One-click image desaturation usually produces bland results. Compare the original colour image, the ‘before’ (below) with the basic desaturation carried out in Lightroom. While the strong contrast in the original colour image has carried over, the monochrome ‘after’ (below) still feels ‘grey’ overall, and lacks as much punch as it could have:
You can direct the viewer’s attention by bringing out or toning down areas of an image. In the ‘after’ image (below), the basic image desaturation (‘before’) has been boosted with more intense blacks in the foliage, and lighter whites of the building. This helps to focus on the Pavilion, and increase the sense of drama:
Visual communication is about building a controlled aesthetic balance, usually to create something that is visually dynamic. This means that the viewer’s attention is forced to move around the picture without allowing it to rest and get bored.
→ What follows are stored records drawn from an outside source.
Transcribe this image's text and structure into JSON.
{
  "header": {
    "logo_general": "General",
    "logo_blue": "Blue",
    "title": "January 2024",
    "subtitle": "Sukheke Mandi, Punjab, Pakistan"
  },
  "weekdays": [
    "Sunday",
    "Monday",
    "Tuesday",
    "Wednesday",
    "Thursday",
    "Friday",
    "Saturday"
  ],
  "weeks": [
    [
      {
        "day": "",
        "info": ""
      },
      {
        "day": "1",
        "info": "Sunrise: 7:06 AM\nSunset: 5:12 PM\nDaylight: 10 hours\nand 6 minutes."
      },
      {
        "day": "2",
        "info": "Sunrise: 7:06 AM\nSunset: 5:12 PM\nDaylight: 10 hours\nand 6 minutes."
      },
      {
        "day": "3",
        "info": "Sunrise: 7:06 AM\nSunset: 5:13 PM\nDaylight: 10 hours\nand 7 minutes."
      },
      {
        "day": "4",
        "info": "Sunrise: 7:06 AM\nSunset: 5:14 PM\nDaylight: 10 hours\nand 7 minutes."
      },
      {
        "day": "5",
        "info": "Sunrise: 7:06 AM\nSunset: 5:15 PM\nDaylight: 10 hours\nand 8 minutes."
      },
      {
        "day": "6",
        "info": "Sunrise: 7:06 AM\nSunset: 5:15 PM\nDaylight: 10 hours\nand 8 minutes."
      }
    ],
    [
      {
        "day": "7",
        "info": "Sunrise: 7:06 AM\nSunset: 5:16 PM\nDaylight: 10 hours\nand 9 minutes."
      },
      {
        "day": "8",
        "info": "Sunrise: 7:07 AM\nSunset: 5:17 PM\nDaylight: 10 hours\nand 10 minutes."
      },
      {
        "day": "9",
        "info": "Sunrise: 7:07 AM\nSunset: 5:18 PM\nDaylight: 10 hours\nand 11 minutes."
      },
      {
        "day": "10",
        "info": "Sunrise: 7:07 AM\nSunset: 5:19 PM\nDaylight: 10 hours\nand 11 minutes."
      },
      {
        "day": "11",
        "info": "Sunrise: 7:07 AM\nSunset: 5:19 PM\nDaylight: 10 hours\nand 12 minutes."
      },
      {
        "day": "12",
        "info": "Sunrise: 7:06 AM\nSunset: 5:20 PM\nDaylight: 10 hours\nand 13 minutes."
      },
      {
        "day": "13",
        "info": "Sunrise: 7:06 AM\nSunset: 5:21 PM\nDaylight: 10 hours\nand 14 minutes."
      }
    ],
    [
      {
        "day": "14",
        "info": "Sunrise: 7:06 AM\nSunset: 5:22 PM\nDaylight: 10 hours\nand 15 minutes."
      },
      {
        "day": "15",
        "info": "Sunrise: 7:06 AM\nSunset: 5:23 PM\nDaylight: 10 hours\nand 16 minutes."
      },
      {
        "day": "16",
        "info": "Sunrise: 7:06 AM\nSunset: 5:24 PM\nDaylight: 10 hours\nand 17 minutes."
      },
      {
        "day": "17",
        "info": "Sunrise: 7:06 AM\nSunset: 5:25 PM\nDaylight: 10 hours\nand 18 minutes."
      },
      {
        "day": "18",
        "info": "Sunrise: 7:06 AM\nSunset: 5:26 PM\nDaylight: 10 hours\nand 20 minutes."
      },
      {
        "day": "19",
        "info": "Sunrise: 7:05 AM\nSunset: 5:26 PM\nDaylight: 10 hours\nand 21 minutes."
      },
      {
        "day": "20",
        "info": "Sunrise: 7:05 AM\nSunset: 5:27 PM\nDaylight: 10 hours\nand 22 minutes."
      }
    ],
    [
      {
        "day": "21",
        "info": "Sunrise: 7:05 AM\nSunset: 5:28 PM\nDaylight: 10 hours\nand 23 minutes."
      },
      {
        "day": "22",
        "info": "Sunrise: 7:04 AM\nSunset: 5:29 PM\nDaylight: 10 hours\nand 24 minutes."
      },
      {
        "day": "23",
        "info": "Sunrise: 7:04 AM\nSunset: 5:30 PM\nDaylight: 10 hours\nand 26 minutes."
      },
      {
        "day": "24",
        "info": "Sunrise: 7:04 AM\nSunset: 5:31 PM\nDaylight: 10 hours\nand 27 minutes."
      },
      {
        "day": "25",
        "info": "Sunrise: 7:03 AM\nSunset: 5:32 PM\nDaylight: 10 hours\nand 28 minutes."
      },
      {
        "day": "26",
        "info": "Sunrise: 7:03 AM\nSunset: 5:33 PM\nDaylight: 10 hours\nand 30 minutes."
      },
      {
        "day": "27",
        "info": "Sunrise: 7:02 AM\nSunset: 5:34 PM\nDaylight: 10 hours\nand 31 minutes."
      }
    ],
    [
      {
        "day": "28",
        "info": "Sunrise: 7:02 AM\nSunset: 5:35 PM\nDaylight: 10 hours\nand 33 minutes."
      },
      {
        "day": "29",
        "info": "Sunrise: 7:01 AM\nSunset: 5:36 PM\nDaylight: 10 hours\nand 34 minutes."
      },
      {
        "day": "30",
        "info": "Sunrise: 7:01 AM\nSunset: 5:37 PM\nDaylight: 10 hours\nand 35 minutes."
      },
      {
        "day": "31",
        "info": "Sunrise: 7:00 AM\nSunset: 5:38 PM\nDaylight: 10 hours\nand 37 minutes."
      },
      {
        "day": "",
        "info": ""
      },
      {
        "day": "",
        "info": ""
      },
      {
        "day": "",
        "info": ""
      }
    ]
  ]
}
Deepening the blacks has increased drama in the Brighton Pavilion image, but lost some of that dynamic energy. The shadow detail has gone, making the picture look flat.
In the ‘before’ version below the whole tone has been lifted, bringing back life into the surrounding plants and giving the building a light, ethereal quality. It communicates a different message. The ‘after’ shot is a compromise incorporating drama and shadow detail. There’s no absolute right or wrong, it’s a question of interpretation; the tone you wish to convey.
And finally, in the ‘before’ (below) an image with increased colour saturation gets compared to an ‘after’ version that combines the original colour photo with the final monochrome image (from above).
The merged colour / monochrome offers the instant appeal of colour, with the tonal subtlty of monochrome. Although the muted colours might not provide the aesthetic ‘answer’, it does nonetheless provide an interesting alternative to the oversaturated candy colours of the ‘before’ image:
The great thing about working in monochrome is that black and white offers so much scope for creative freedom, controlling what you want to say – where you want the emphasis.